A family member owns a handgun that I want to purchase. Unfortunately, he let his LTC expire. I am in possession of his handgun and my LTC is current. From what I've read, he can only sell it if he possesses a valid license. It seems that the only way he can sell it to me is to re-apply for his LTC first. Is there another legal way to execute this sale? He no longer shoots so he has no need to renew his LTC. Thanks.


----------



## pubprof (Sep 17, 2009)

Wolfman,
Thanks for the info. That's the sort of resolution I was hoping for! I appreciate you taking the time to share your knowledge.


----------



## Hush (Feb 1, 2009)

There are dealers that will transfer non-mass compliant guns. From the conversations I/ve had with one, who has consulted many lawyers on the subject, the handgun compliance law is a consumer protection clause for retailers, not a gun law per-se. While they are forbidden from selling a NEW non-compliant gun to a customer, the law does not apply to transfers. Dealers seem to get panicky over non-compliant guns, I'd be interested in how this plays out.


----------



## pubprof (Sep 17, 2009)

As far as compliance goes, the handgun in question is a Sig Sauer P229 so I don't anticipate any issues there. At least I hope not...


----------



## Paul Revere (Aug 23, 2009)

pubprof said:


> As far as compliance goes, the handgun in question is a Sig Sauer P229 so I don't anticipate any issues there. At least I hope not...


 110% compliant.


----------



## 7costanza (Aug 29, 2006)

Atleast you have good taste in firearms


----------



## 263FPD (Oct 29, 2004)

7costanza said:


> Atleast you have good taste in firearms


Here, here is my dream gun.


----------



## 7costanza (Aug 29, 2006)

My father asked me my opinion on what handgun he should buy next so I told him to buy a Sig, hes been an avid hunter,shooting enthusiast and a gun owner for over 40 yrs.
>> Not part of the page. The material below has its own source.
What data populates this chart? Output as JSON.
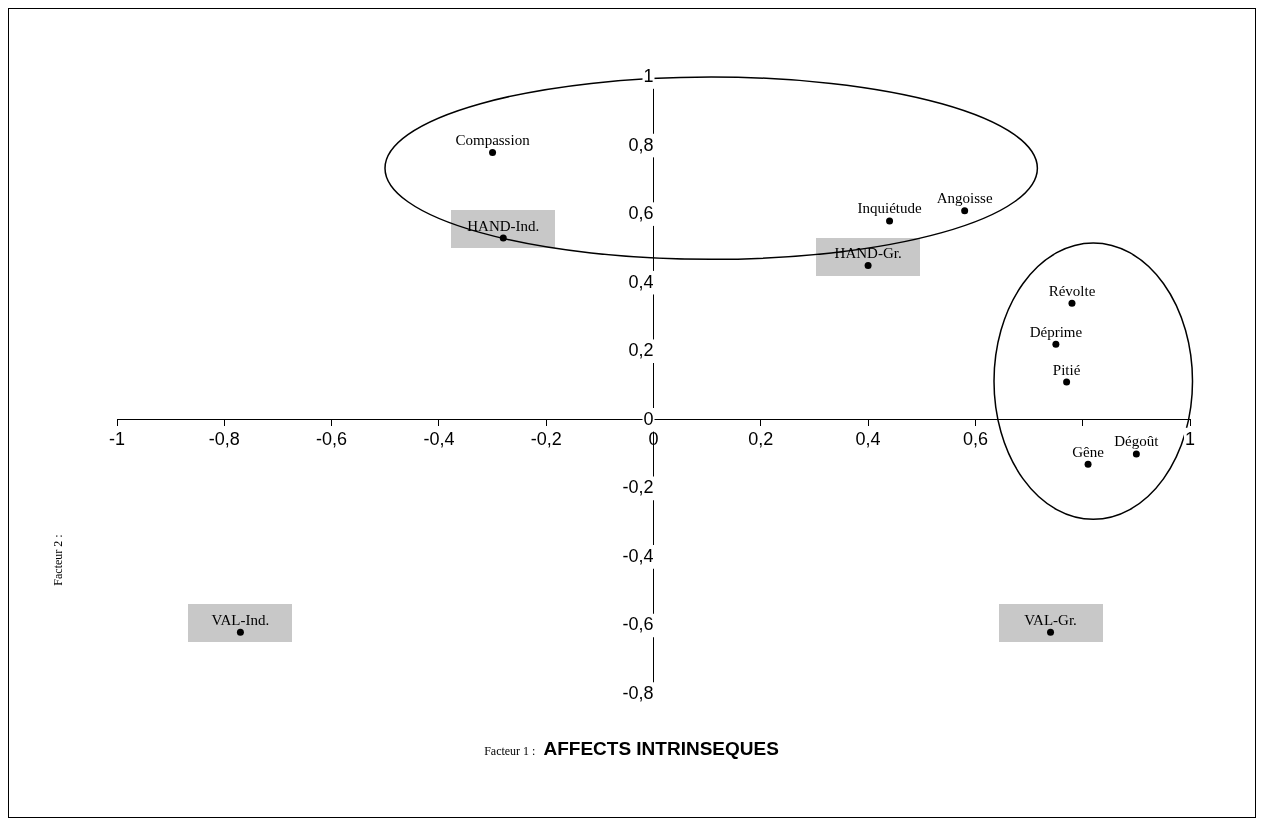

He called me a few weeks ago and said he bought the Elite 226 and its the best handgun hes ever had.


----------



## 263FPD (Oct 29, 2004)

My duty gun is a P220. It's old and not so pretty anymore but it devours .45 ACP's without so much as a belch and puts the rounds out in to very tight groups. I will miss it when they make me trade it out for a New P226.


----------



## LGriffin (Apr 2, 2009)

263FPD said:


> My duty gun is a P220. It's old and not so pretty anymore but it devours .45 ACP's without so much as a belch and puts the rounds out in to very tight groups. I will miss it when they make me trade it out for a New P226.


Yes, you will. We actually upgraded from 226 to 220 and it was a very good change.


----------



## 263FPD (Oct 29, 2004)

LGriffin said:


> Yes, you will. We actually upgraded from 226 to 220 and it was a very good change.


We only have a handful of guys that have the 220. Sadly, they don't want to buy any new ones and they want to faze out the old ones due to "age"


----------



## TRPDiesel (Nov 28, 2008)

I have a half a dozen sigs that I have bought over the years before they came with the DAK line. After aquiring a couple DAKS I think that it might time to upgrade the line as I am pretty impressed with them.


----------